Durante 10 años, nueve generaciones cursaron sus estudios en tres espacios provisionales hechos con madera de coco, con mobiliario donado y apenas tres ventiladores. En temporada de lluvia se filtraba el agua y en época de calor las altas temperaturas afectaban las clases.
Ahora, los salones cuentan con 13 ventiladores eléctricos y siete equipos de aire acondicionado, además de loseta armada en azotea con 10 centímetros de espesor, lo que mejora la seguridad y el confort térmico.
Tras 10 años en aulas de madera, 71 estudiantes ya toman clases en instalaciones nuevas y equipadas.
La directora María Elena Hernández Alejandro señaló que el plantel inició operaciones hace una década y que actualmente ya tiene 15 alumnos inscritos para el próximo ciclo escolar, lo que anticipa un posible crecimiento de matrícula.
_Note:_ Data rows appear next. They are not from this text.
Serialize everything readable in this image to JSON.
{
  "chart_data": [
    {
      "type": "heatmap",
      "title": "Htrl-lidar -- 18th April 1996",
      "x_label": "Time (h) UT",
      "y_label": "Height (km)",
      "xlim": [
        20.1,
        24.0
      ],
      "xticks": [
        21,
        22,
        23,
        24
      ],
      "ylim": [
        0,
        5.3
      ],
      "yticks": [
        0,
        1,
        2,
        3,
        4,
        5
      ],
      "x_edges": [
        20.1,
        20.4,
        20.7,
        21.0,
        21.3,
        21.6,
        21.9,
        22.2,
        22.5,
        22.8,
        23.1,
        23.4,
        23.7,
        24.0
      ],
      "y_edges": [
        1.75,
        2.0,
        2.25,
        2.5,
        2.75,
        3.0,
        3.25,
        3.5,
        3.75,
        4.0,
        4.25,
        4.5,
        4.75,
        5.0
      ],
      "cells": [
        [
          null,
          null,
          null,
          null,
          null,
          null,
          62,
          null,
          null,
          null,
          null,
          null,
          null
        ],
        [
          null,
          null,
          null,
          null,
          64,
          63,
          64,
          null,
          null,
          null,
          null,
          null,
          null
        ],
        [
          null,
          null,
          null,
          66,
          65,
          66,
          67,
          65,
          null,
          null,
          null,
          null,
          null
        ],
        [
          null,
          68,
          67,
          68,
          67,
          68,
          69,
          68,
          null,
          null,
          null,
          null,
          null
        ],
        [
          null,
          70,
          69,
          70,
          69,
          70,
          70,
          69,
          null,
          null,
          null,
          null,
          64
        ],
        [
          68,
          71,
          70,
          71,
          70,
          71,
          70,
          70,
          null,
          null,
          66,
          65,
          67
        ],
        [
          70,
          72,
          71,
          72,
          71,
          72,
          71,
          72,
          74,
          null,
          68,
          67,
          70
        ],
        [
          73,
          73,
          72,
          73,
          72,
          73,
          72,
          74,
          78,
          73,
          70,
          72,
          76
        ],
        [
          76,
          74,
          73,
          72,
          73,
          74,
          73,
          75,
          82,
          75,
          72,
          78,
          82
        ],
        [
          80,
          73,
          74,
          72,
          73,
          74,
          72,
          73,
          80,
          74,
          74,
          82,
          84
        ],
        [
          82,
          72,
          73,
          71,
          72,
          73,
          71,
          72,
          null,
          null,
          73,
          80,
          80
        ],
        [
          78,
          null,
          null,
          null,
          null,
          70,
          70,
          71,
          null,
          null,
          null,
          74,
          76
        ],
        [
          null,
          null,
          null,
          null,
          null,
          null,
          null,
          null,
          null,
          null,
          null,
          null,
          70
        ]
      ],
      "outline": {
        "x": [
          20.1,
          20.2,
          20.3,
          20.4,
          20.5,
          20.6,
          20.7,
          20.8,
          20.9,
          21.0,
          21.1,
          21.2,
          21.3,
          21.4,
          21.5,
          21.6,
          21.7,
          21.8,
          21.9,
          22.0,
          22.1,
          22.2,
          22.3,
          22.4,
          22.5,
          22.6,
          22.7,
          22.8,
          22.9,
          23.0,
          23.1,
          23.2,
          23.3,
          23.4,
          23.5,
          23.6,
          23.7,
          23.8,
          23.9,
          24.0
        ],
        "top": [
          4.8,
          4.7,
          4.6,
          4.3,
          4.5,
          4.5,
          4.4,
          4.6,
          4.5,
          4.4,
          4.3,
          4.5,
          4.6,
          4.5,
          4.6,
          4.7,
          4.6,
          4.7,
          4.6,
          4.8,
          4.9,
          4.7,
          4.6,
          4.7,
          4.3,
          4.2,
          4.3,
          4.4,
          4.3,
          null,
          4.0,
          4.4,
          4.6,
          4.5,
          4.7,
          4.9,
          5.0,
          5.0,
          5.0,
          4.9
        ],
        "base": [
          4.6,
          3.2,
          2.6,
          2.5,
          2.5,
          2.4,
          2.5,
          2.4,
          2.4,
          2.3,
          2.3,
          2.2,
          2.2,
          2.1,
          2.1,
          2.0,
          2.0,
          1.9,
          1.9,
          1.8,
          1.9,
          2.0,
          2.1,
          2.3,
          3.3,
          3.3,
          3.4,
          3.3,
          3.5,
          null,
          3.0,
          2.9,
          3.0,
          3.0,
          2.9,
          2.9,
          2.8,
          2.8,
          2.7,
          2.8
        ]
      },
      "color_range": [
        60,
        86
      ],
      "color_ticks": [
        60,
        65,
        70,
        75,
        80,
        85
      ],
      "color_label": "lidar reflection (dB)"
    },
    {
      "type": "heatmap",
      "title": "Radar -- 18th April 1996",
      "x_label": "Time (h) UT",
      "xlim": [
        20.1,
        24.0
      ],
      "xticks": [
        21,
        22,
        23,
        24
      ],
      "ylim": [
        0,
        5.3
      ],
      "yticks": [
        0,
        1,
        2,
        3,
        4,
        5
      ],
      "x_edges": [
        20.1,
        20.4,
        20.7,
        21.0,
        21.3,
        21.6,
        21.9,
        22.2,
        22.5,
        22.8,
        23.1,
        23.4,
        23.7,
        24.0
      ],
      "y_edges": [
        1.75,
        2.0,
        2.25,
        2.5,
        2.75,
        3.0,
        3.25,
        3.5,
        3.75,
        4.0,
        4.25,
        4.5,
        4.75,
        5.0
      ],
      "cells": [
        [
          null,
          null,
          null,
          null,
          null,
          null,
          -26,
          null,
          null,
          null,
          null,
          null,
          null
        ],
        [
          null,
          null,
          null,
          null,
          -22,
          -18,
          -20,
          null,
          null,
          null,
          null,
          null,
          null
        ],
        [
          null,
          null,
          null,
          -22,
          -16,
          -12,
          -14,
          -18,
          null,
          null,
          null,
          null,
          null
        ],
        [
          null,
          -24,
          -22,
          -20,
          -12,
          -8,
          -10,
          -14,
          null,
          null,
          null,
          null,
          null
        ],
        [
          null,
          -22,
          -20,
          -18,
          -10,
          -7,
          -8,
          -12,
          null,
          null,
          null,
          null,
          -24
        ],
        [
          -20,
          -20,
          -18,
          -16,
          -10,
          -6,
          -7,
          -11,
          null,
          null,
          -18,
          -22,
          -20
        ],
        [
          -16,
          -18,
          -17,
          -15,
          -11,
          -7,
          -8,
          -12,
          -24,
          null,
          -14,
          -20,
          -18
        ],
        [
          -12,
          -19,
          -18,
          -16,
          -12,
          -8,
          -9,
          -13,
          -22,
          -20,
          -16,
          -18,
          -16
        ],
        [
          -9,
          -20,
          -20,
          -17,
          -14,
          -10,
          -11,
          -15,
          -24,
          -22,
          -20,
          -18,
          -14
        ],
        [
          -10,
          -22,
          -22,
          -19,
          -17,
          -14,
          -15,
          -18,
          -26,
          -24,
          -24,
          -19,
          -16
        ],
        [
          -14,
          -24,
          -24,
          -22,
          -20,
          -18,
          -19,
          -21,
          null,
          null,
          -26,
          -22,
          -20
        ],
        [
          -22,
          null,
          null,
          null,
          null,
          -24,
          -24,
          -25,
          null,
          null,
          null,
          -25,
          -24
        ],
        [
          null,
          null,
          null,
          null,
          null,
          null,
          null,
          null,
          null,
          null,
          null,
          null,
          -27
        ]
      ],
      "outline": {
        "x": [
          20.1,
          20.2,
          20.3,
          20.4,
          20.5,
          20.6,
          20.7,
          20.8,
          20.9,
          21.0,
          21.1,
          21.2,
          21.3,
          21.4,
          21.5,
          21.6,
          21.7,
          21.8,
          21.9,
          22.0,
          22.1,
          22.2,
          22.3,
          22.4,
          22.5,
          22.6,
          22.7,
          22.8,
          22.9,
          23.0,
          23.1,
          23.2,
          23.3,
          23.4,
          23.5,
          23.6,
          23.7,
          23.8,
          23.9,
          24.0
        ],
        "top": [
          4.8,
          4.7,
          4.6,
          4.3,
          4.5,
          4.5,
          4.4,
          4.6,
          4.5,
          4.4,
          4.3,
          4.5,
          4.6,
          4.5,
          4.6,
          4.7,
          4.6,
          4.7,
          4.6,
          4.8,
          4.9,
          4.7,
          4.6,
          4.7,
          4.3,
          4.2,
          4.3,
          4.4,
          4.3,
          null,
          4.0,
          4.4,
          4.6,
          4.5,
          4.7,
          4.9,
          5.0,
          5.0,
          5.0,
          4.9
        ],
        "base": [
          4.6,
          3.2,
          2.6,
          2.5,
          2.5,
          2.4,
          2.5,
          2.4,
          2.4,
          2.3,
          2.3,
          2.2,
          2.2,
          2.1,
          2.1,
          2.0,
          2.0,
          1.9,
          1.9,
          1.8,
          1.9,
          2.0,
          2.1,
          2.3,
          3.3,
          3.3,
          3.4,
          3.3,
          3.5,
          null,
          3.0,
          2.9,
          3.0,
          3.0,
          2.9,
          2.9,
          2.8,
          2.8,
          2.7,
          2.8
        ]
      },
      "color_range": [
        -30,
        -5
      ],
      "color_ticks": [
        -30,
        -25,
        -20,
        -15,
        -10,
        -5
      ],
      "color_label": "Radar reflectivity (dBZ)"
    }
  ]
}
La inauguración fue encabezada por el gobernador Javier May Rodríguez, acompañado por autoridades municipales. En el acto se destacó que la infraestructura busca garantizar condiciones dignas para que jóvenes de Arroyo Hondo, Las Arenas, Zárate y comunidades cercanas no tengan que trasladarse a otras localidades para continuar sus estudios.
Con la nueva infraestructura, la comunidad escolar contará con espacios formales y equipados para el próximo ciclo, lo que reduce riesgos por filtraciones, calor extremo y deterioro estructural que antes enfrentaban alumnos y docentes.